Metformin and its adverse gastrointestinal effects

The work by Forslund et al. postulates that microbiota-mediated mechanisms lie behind both the therapeutic and adverse effects of metformin [9]. Alterations in the microbiome by metformin may account for its gastrointestinal intolerance. Burton et al. carried out a study using a gastrointestinal microbiome modulator (GIMM) or placebo together with metformin in metformin-intolerant patients with T2DM [33]. They found that treatment with metformin in conjunction with GIMM resulted in lower fasting glucose levels, suggesting better tolerance of metformin therapy for longer or at a higher dose. Thus, metformin appears to affect the microbiome, and an individual’s metformin tolerance or intolerance may be influenced by their microbiome. Furthermore, increases in the genus Escherichia in metformin-treated individuals have been functionally associated with gas metabolism indicating involvement of the genus Escherichia in the adverse gastrointestinal effects of metformin [37].

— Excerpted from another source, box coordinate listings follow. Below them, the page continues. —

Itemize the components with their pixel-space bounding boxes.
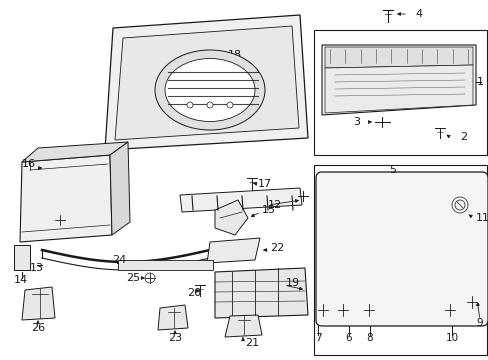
Text: 13: 13 [30, 263, 44, 273]
Text: 7: 7 [314, 333, 321, 343]
Text: 18: 18 [227, 50, 242, 60]
Polygon shape [180, 188, 302, 212]
Text: 20: 20 [186, 288, 201, 298]
Polygon shape [325, 65, 472, 113]
Circle shape [145, 273, 155, 283]
Polygon shape [105, 15, 307, 150]
Text: 25: 25 [126, 273, 140, 283]
Text: 2: 2 [459, 132, 466, 142]
FancyBboxPatch shape [315, 172, 487, 326]
Text: 1: 1 [476, 77, 483, 87]
Text: 16: 16 [22, 159, 36, 169]
Text: 17: 17 [258, 179, 271, 189]
Polygon shape [321, 45, 475, 115]
Bar [313, 165, 486, 355]
Circle shape [186, 102, 193, 108]
Text: 15: 15 [262, 205, 275, 215]
Polygon shape [14, 245, 30, 270]
Bar [118, 260, 213, 270]
Polygon shape [22, 142, 128, 162]
Text: 26: 26 [31, 323, 45, 333]
Ellipse shape [164, 58, 254, 122]
Bar [313, 30, 486, 155]
Text: 11: 11 [475, 213, 488, 223]
Polygon shape [325, 47, 472, 68]
Polygon shape [22, 287, 55, 320]
Text: 6: 6 [345, 333, 351, 343]
Polygon shape [215, 200, 247, 235]
Text: 24: 24 [112, 255, 126, 265]
Polygon shape [20, 155, 112, 242]
Text: 3: 3 [352, 117, 359, 127]
Polygon shape [224, 315, 262, 337]
Circle shape [206, 102, 213, 108]
Text: 5: 5 [389, 165, 396, 175]
Text: 10: 10 [445, 333, 458, 343]
Polygon shape [158, 305, 187, 330]
Text: 23: 23 [167, 333, 182, 343]
Text: 9: 9 [476, 318, 482, 328]
Text: 21: 21 [244, 338, 259, 348]
Text: 19: 19 [285, 278, 300, 288]
Text: 12: 12 [267, 200, 282, 210]
Polygon shape [110, 142, 130, 235]
Ellipse shape [155, 50, 264, 130]
Text: 14: 14 [14, 275, 28, 285]
Text: 22: 22 [269, 243, 284, 253]
Polygon shape [215, 268, 307, 318]
Polygon shape [206, 238, 260, 263]
Circle shape [226, 102, 232, 108]
Text: 4: 4 [414, 9, 421, 19]
Polygon shape [115, 26, 298, 140]
Text: 8: 8 [366, 333, 372, 343]
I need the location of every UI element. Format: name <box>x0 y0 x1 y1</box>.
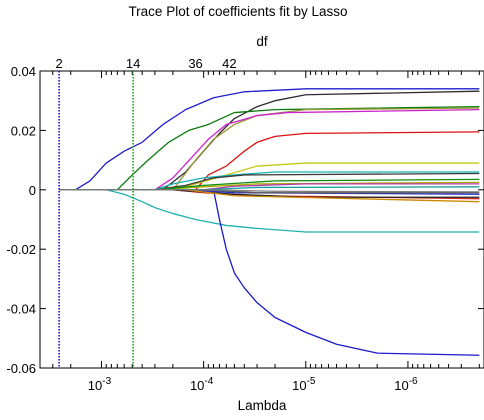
y-tick-group: 0.04 0.02 0 -0.02 -0.04 -0.06 <box>6 64 484 376</box>
df-label: 14 <box>126 56 140 71</box>
series-line-2 <box>59 90 480 191</box>
series-line-11 <box>59 189 480 356</box>
series-line-6 <box>59 131 480 191</box>
y-tick-label: -0.02 <box>6 242 36 257</box>
plot-frame <box>39 70 484 369</box>
y-tick-label: -0.06 <box>6 361 36 376</box>
x-tick-label: 10-3 <box>88 376 112 393</box>
y-tick-label: 0.04 <box>11 64 36 79</box>
x-tick-label: 10-4 <box>190 376 214 393</box>
x-axis-label: Lambda <box>238 398 287 413</box>
df-label: 2 <box>55 56 62 71</box>
series-group <box>59 88 480 356</box>
df-axis-label: df <box>256 34 268 49</box>
series-line-3 <box>59 105 480 191</box>
x-tick-label: 10-6 <box>394 376 418 393</box>
y-tick-label: 0.02 <box>11 123 36 138</box>
df-label: 36 <box>188 56 202 71</box>
df-label: 42 <box>222 56 236 71</box>
series-line-5 <box>59 108 480 191</box>
chart-title: Trace Plot of coefficients fit by Lasso <box>128 4 347 19</box>
y-tick-label: 0 <box>29 183 36 198</box>
df-marker-group: 2 14 36 42 <box>55 56 237 368</box>
y-tick-label: -0.04 <box>6 302 36 317</box>
series-line-1 <box>59 88 480 191</box>
x-tick-label: 10-5 <box>292 376 316 393</box>
series-line-10 <box>59 189 480 233</box>
series-line-4 <box>59 107 480 191</box>
series-line-21 <box>59 189 480 193</box>
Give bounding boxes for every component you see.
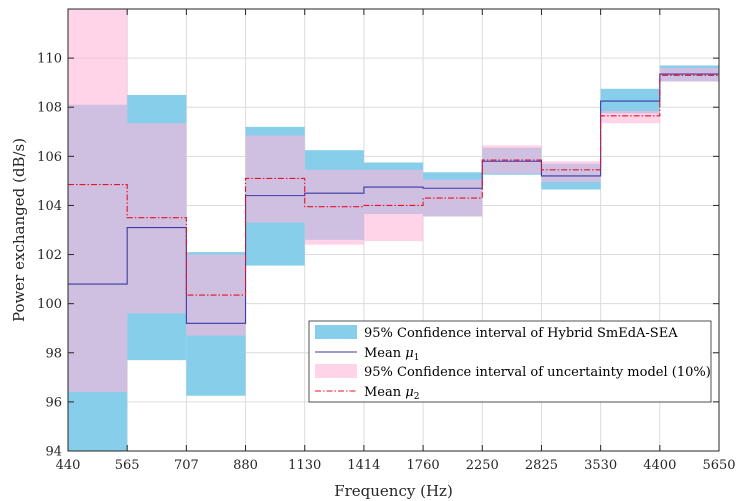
- x-tick-label-1: 565: [115, 458, 140, 473]
- bands: [68, 9, 719, 451]
- x-tick-label-4: 1130: [288, 458, 321, 473]
- legend-label-mean1-text: Mean: [364, 346, 402, 361]
- y-tick-label-8: 110: [37, 52, 62, 67]
- y-axis-label: Power exchanged (dB/s): [10, 138, 28, 322]
- x-tick-label-0: 440: [56, 458, 81, 473]
- band2-segment-4: [304, 169, 364, 245]
- band2-segment-8: [541, 161, 601, 183]
- x-tick-label-11: 5650: [702, 458, 735, 473]
- x-tick-label-5: 1414: [347, 458, 380, 473]
- y-tick-label-2: 98: [45, 346, 62, 361]
- legend-label-mean2: Mean μ2: [364, 385, 419, 402]
- legend-label-mean1-subscript: 1: [414, 353, 420, 363]
- mean-lines: [68, 73, 719, 324]
- legend: 95% Confidence interval of Hybrid SmEdA-…: [308, 320, 712, 403]
- band2-segment-7: [482, 145, 542, 174]
- x-tick-label-6: 1760: [407, 458, 440, 473]
- legend-box: [308, 320, 712, 403]
- mean2-line: [68, 74, 719, 296]
- legend-swatch-band2: [315, 364, 357, 378]
- y-tick-label-3: 100: [37, 297, 62, 312]
- y-tick-label-0: 94: [45, 445, 62, 460]
- legend-label-mean1: Mean μ1: [364, 346, 419, 363]
- legend-label-mean2-text: Mean: [364, 385, 402, 400]
- y-tick-label-4: 102: [37, 248, 62, 263]
- y-tick-label-6: 106: [37, 150, 62, 165]
- x-tick-label-2: 707: [174, 458, 199, 473]
- legend-label-mean1-symbol: μ: [405, 346, 413, 361]
- y-tick-label-1: 96: [45, 395, 62, 410]
- x-axis-label: Frequency (Hz): [334, 482, 453, 500]
- x-tick-label-3: 880: [233, 458, 258, 473]
- legend-label-mean2-symbol: μ: [405, 385, 413, 400]
- x-axis-ticks: 440 565 707 880 1130 1414 1760 2250 2825 3530 4400…: [56, 9, 736, 473]
- x-tick-label-9: 3530: [584, 458, 617, 473]
- y-axis-ticks: 94 96 98 100 102 104 106 108 110: [37, 52, 719, 460]
- band2-segment-10: [659, 67, 719, 82]
- band2-segment-9: [600, 110, 660, 124]
- y-tick-label-7: 108: [37, 101, 62, 116]
- band2-segment-3: [245, 135, 305, 223]
- x-tick-label-8: 2825: [525, 458, 558, 473]
- band2-segment-0: [68, 9, 128, 393]
- x-tick-label-7: 2250: [466, 458, 499, 473]
- y-tick-label-5: 104: [37, 199, 62, 214]
- legend-label-band1: 95% Confidence interval of Hybrid SmEdA-…: [364, 326, 678, 341]
- x-tick-label-10: 4400: [643, 458, 676, 473]
- legend-label-band2: 95% Confidence interval of uncertainty m…: [364, 365, 711, 380]
- band2-segment-1: [127, 123, 187, 314]
- legend-swatch-band1: [315, 325, 357, 339]
- plot-frame: [67, 8, 720, 452]
- legend-label-mean2-subscript: 2: [414, 392, 420, 402]
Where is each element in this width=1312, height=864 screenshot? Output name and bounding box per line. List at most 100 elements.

Metformin’s main adverse side effect, i.e., lactic acidosis, is suggested as being due to the accumulation of lactate via the inhibition of hepatic glucose production from lactate molecules. Moderate to severe renal impairment as well as drugs inhibiting the metformin transporters (OCTs) could lead to the development of lactic acidosis, with potentially fatal results, due to an increase in its plasma concentrations [38, 39]. Recently, the 808G>T variance in the SLC22A2 gene can affect the plasma lactate level and the incidence of hyperlactacidemia in T2DM patients on metformin treatment [40] (Fig. 2). In addition, the effect of metformin on gut microbiota among patients with GFR < 60 ml/min/1.73 m2 remains unknown, as studies dealing with this particular issue are lacking.

Fig. 2
figure 2

Metformin-associated lactic acidosis (MALA) may be associated with polymorphisms in OCTs, renal impairment, or drug interactions

Conclusions

It must be recognized that metformin may have an impact on systemic carbohydrate metabolism via gastroenteric mechanisms that do not directly involve gut microbiota. These include changes in bile acid physiology, enteric hormones, and effects on duodenal AMPK signaling, which contribute to suppression of hepatic gluconeogenesis [34,35,36]. While recent data suggest that metformin alters gut microbiota, the classic mechanisms of action, such as inhibition of hepatic gluconeogenesis, still retain their importance in the treatment of patients with T2DM. Further research is thus mandatory to evaluate the effects of metformin, which may be attributed to changes in gut microbiota. It is anticipated that these effects will vary considerably among metformin-treated patients.